The South African Communist Party’s failure to define its strategic role in the new South Africa is destabilising the ruling tripartite alliance, says Jabu Moleketi, Gauteng acting premier and a member of the African National Congress’s national executive.
Launching an attack on the SACP, of which he remains a member, Moleketi told the Mail & Guardian that last weekend’s ANC lekgotla had called for discussions on the communist party’s role.
Speaking this week with a candour rare in senior politicians, Moleketi fired one broadside after another at the SACP, which, he said, was merely “tailing” the Congress of South African Trade Unions (Cosatu). Moleketi said that Cosatu and the ANC were on track in terms of the roles prescribed by “Marxist-Leninist analysis” or “the classics”, as he also describes his guiding political texts.
They were properly playing out the roles and relationship defined for a trade union and revolutionary party. But, he said, the role of the SACP was “not clear”. This was “a critical problem confronting the tripartite alliance”.
The SACP’s “ideological and political positioning is causing confusion”, said Moleketi, the man said to be the most likely candidate for chair of the ANC in Gauteng when the ANC structures in the province go to the polls in the second half of this year. He is already widely believed to be running the province on behalf of Premier Mbhazima Shilowa.
Moleketi’s unhappiness stems from the fact that, unlike communist governments such as those in China and Cuba that have stretched themselves to adapt to the globalised economy while maintaining their Marxist foundations, he believes the SACP is stuck in a time warp.
“You look at some of the issues we take up as a communist party oppose privatisation. You just go to China. The Chinese are privatising there is nothing anti-communist about that. Basically the broad target is to get the economy going and to ensure that the resources continue to increase the income of the people.”
He also cites Cuba’s adoption of the United States dollar as its main currency, in spite of its historical relationship with the US. “They had to take this difficult position to protect the revolution and the incomes of the people. What stops the communist party [in South Africa] from applying its mind to this issue? They [the SACP] can’t just tail the Cosatu leadership. They must take positions.”
As a communist, Moleketi seems to have slid with ease into his portfolio as MEC for finance and economic affairs in Gauteng, where he advocates privatisation and restructuring, and supports the national government’s conservative macroeconomic policy. It is this position and his efficient handling of his portfolio that, while earning him enemies within the SACP, has won him friends in economically conservative circles in the Gauteng ANC.
“We have to take some difficult positions. But the key thing is that these positions are not taken for self-interest but for the benefit of society.
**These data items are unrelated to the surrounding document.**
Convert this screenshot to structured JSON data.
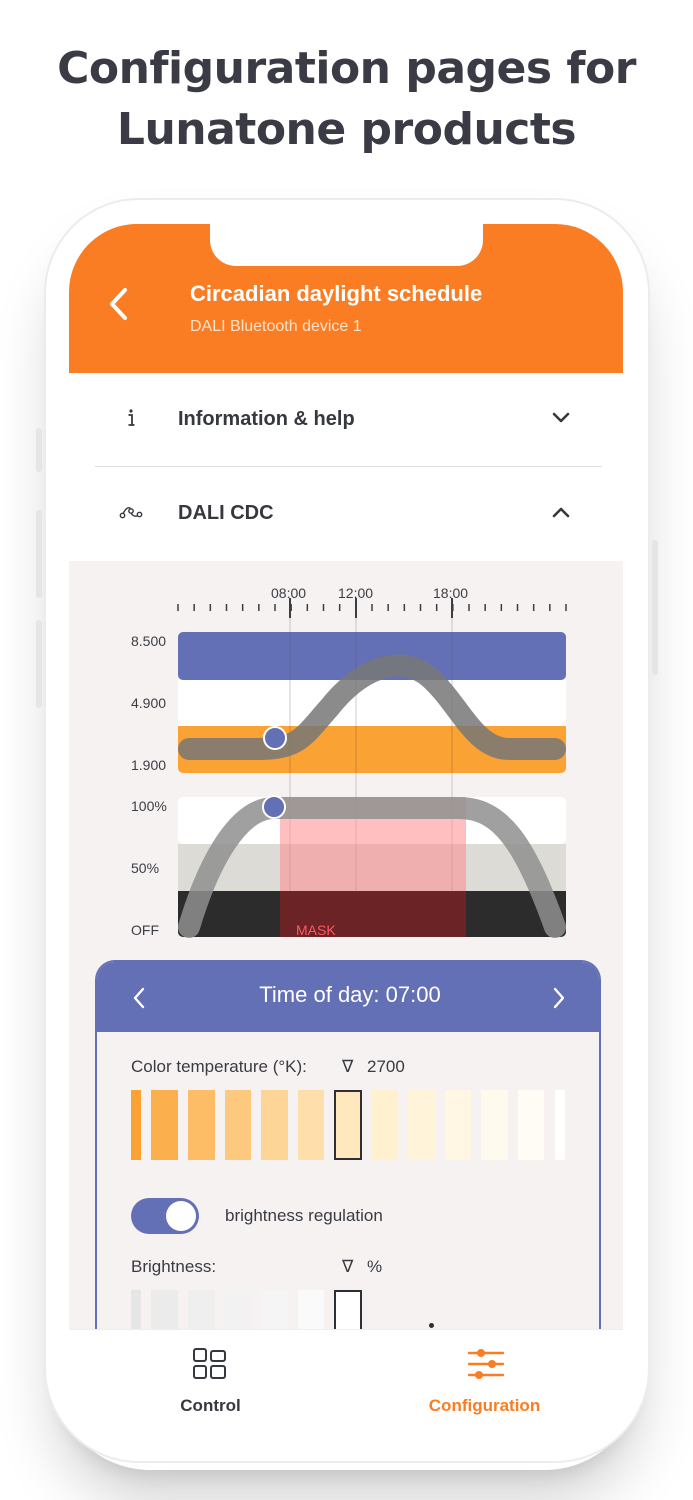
{
  "headline": {
    "line1": "Configuration pages for",
    "line2": "Lunatone products"
  },
  "appbar": {
    "title": "Circadian daylight schedule",
    "subtitle": "DALI Bluetooth device 1",
    "back_icon": "chevron-left-icon",
    "color": "#fa7d23"
  },
  "sections": [
    {
      "label": "Information & help",
      "icon": "info-icon",
      "state": "collapsed"
    },
    {
      "label": "DALI CDC",
      "icon": "curve-nodes-icon",
      "state": "expanded"
    }
  ],
  "schedule": {
    "time_ticks": [
      "08:00",
      "12:00",
      "18:00"
    ],
    "color_axis": [
      "8.500",
      "4.900",
      "1.900"
    ],
    "brightness_axis": [
      "100%",
      "50%",
      "OFF"
    ],
    "mask_label": "MASK",
    "colors": {
      "cool": "#6470b5",
      "warm": "#fba234",
      "mask": "#ff8a8e",
      "curve": "#8c8c8c"
    }
  },
  "time_card": {
    "title": "Time of day: 07:00",
    "color_temperature_label": "Color temperature (°K):",
    "color_temperature_marker": "∇",
    "color_temperature_value": "2700",
    "toggle_label": "brightness regulation",
    "toggle_on": true,
    "brightness_label": "Brightness:",
    "brightness_marker": "∇",
    "brightness_unit": "%"
  },
  "tabbar": {
    "tabs": [
      {
        "label": "Control",
        "icon": "grid-icon",
        "active": false
      },
      {
        "label": "Configuration",
        "icon": "sliders-icon",
        "active": true
      }
    ],
    "active_color": "#fa7d23"
  }
}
I think people must read that it isn’t a rosy road,” says Moleketi, who is also a member of the ANC’s economic transformation committee.
Much of his ire is directed towards the role of critic that the SACP seems to have carved for itself within the alliance. “You [the SACP] cannot just articulate your role to be critical … or just the voice of Cosatu.” The SACP, he feels, must represent the working class which is broader than Cosatu’s membership as it includes the unorganised, the poor and rural people.
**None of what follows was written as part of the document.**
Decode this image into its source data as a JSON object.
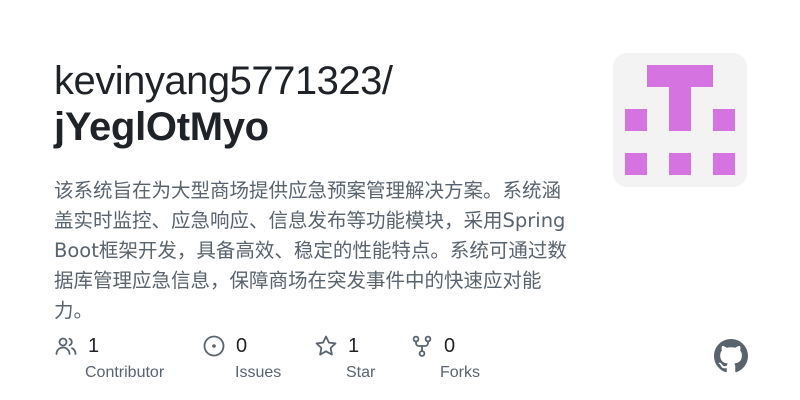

Besides its position as the “leader of the most advanced element of the society”, the SACP can’t play a mere “intermediary role between Cosatu and the ANC”. “They [the SACP] must become an NGO if they want to mediate they must not call themselves a party.”
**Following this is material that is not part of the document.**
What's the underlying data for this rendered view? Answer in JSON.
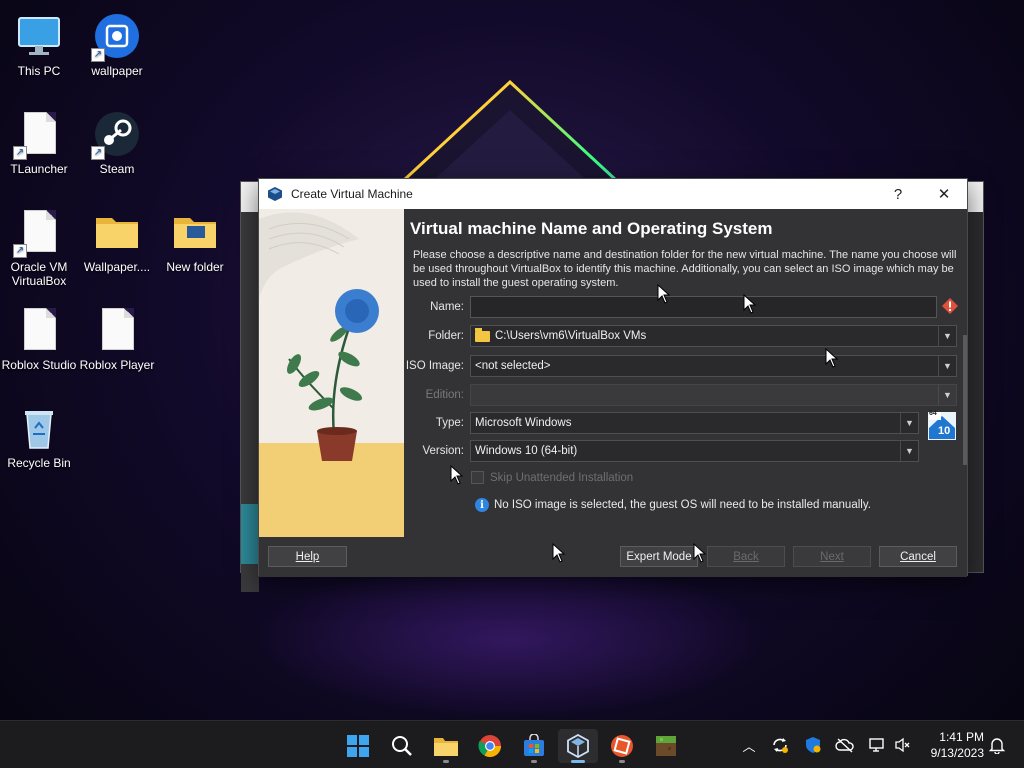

Moleketi, in line with his Marxist-Leninist outlook, also attacked another “confusion” among South African leftwingers. It was an illusion, he argued, to imagine that a trade union federation could become a political entity capable of leading society. “Cosatu is a school of workers it prepares workers for class battles … but trade unions, as Lenin said and I believe it can’t lead society. They can’t lead a revolution because by their very nature they are reformists. Labour battles are around negotiations it is never about taking over [power].”
He said he did not believe, however, that Cosatu harboured any such ambitions, adding that it was doing a “good job as a federation”. He rejected those who labelled the ANC “neo-liberal” or “revisionist” because of its economic policy. He claimed that ANC policy on the economy was, instead, in line with that of a revolutionary movement as laid out by Lenin.